Quelques heures à peine après la décision de la cour d’appel de Paris, confirmant une information qui circulait depuis quelques jours, Gérald Darmanin a en effet indiqué sur Twitter qu’il se rendra en Corse lundi prochain à la demande du Président de la République afin de « présider les 25 ans de l’assassinat du Préfet Erignac ». S’il n’a pas été précisé si une séquence politique fera également partie du déplacement, certains voient donc en cette journée un signe d’apaisement. 
 
« Désormais, rien ne s’oppose plus à ce que les discussions de Beauvau reprennent et que le dialogue soit renoué dans des conditions apaisées et constructives », a ainsi noté le groupe Un Soffiu Novu à l’Assemblée de Corse. Même logique pour le sénateur de Corse-du-Sud Jean-Jacques Panunzi : « Politiquement, une page se tourne. L’heure doit être à l’apaisement et à la construction de l’avenir de la Corse, loin de la violence et du climat de tension que l’on a pu connaître. Les discussions de Beauvau doivent reprendre dans les meilleurs délais pour que notre île puisse avoir les moyens de son développement ».

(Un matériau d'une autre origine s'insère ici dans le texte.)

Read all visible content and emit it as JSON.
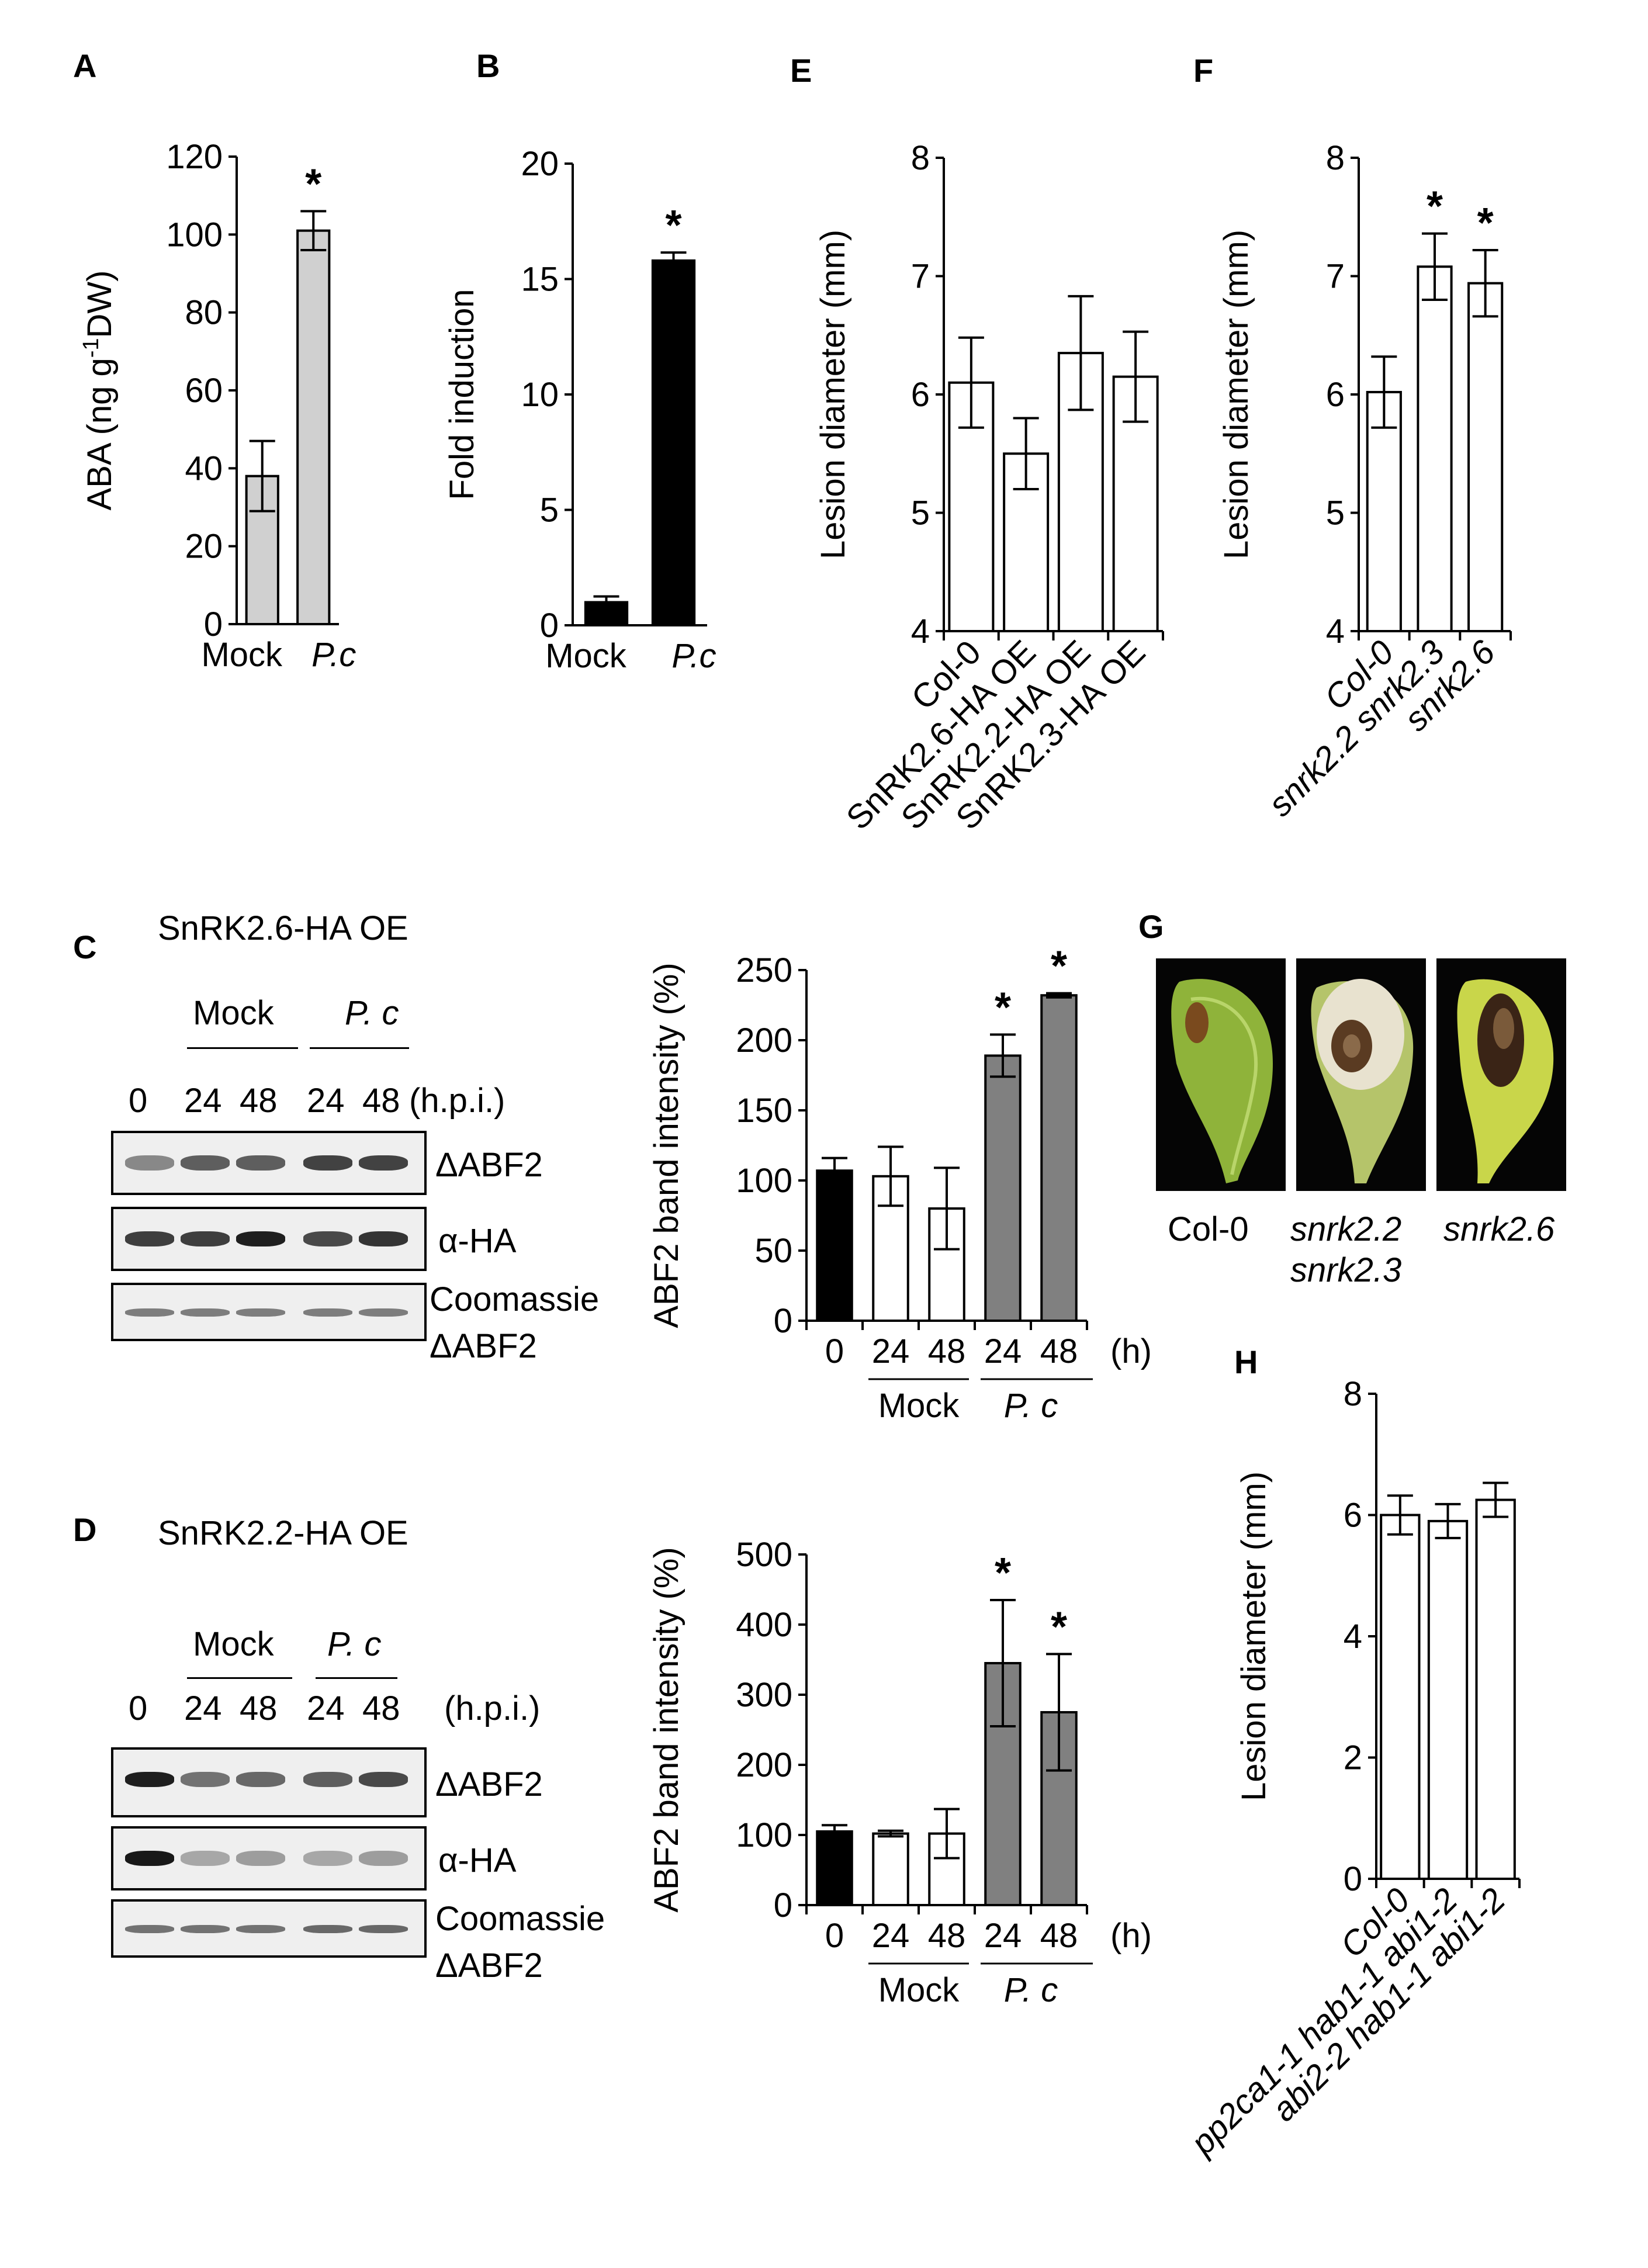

« Ouvrir une page nouvelle »

Du côté des partis nationalistes, l’heure reste toutefois à la prudence. « Cette décision, aux antipodes des mesures de clémence ou de faveur, n’est que l'application d’un droit trop longtemps bafoué par ceux-là mêmes qui en portent la garantie », a ainsi argué Core in Fronte en appuyant : « Elle en appelle d’autres, significatives, pour, d’une part, clairement indiquer l’arrêt des mécanismes répressifs et, d’autre part, inscrire le principe d’un dialogue dans le sens d’une véritable solution politique ».
Le PNC martèlera dans ce droit fil que c’est la libération de l’ensemble des prisonniers qui sera sine qua non d’une « réconciliation et (d’) une solution politique ». « Avàci tocc’à noi tutti di custruiscia una soluzioni pulitica mittendu in ballu un veru statutu istituziunali chì guarantisci a ricunniscenza di u nostru populu è di i so diritti », a encore fait savoir le parti.  
 
À la mi-journée, le Conseil Exécutif de Corse a, pour sa part, estimé que « le moment est venu d’ouvrir une page nouvelle des relations entre la Corse et l’État ». « Cette phase nouvelle doit conduire à reconnaître et assumer ensemble, à Paris et en Corse, l’ensemble des douleurs, drames et injustices vécus de part et d’autre et engendrés, pour la période contemporaine, par un demi-siècle de logique de conflitElle doit surtout permettre de construire, par un dialogue respectueux et loyal entre l’État et le peuple corse, ses élus et ses forces vives, une solution politique globale, incluant les dimensions économiques sociales, culturelles et sociétales et se concrétisant au plan institutionnel par un statut d’autonomie », a-t-il souligné dans un communiqué en ajoutant : « Le temps de la justice et de l’apaisement, s’il se confirme dans les jours et semaines à venir, ouvre la voie de façon irréversible au temps du dialogue et de la solution politique globale, dans le cadre du processus engagé en mars dernier avec le Ministre Gérald Darmanin ». 
 
 
Le 23 février, Alain Ferrandi sera à son tour fixé sur son sort. Une décision qui scellera sans doute l’avenir du processus de négociations.